Test data shows this is 2x faster than caching for the fast case, and has no appreciable impact on the others. That's an excellent outcome for my application, not sure how you feel about the general case?

jengebr avatar Oct 30 '24 19:10 jengebr

@ChristopherSchultz what prevents changes to javax.el.Util?

That package and class don't "belong" to us, they belong to JavaEE/JakartaEE. Depending upon how it changes, we might fail the TCK. It's just better to put it in something under org.apache.whatever.

ChristopherSchultz avatar Oct 30 '24 19:10 ChristopherSchultz

Actually, it does belong to us. It isn't part of the public API. We are free to change it how we wish. If you compare our version to the equivalent code in the EL API JAR from Jakarta EE there are various differences.
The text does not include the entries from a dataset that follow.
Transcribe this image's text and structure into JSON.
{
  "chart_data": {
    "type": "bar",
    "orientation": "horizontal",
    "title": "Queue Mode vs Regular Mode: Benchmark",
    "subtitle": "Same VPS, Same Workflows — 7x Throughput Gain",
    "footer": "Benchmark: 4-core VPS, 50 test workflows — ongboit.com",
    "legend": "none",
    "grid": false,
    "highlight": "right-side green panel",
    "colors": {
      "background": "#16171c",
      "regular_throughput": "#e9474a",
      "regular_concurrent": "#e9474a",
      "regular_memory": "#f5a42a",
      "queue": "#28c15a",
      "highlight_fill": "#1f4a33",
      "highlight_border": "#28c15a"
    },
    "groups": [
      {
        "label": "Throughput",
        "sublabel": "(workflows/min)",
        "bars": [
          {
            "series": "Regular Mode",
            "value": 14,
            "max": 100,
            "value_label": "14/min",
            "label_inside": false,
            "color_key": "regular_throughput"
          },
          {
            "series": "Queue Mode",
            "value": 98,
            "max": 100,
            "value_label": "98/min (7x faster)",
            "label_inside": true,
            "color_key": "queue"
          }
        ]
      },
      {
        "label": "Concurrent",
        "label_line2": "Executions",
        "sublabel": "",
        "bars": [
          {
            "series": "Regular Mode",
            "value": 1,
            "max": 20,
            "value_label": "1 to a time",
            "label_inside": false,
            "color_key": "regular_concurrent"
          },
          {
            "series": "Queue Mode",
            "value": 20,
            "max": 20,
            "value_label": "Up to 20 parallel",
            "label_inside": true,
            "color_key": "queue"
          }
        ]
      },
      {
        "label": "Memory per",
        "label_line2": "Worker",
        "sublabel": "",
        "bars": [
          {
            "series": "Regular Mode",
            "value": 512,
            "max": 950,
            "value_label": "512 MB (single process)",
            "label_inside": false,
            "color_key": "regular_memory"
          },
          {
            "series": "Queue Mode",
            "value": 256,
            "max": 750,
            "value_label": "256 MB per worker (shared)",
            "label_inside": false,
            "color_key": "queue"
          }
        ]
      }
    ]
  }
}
markt-asf avatar Oct 30 '24 19:10 markt-asf

I'm fine with the zero-arg optimisation. If others want the more general caching solution it can still be implemented.

markt-asf avatar Oct 30 '24 19:10 markt-asf

Changes are committed as discussed, ready for re-review. Specifically:

  1. Cache is removed, fast-path is added for zero-arg cases
  2. Unit tests are added for:
  • Zero-args method lookups
  • One-arg method lookups
  • Private method lookups

jengebr avatar Oct 30 '24 20:10 jengebr

I'm planning on applying this manually to main and then back-porting. So far I've made the following changes:

  • refactored the inner test classes to align with the rest of the package
  • ignored the caching code that wasn't (fully) removed
  • Called Util.getMethod() before returning to address some test failures caused by visibility issues

Just running the full test suite before committing to check I haven't missed anything.

markt-asf avatar Oct 31 '24 20:10 markt-asf

Those were the only changes required. Fix applied to main, 11.0.1, 10.1.x and 9.0.x.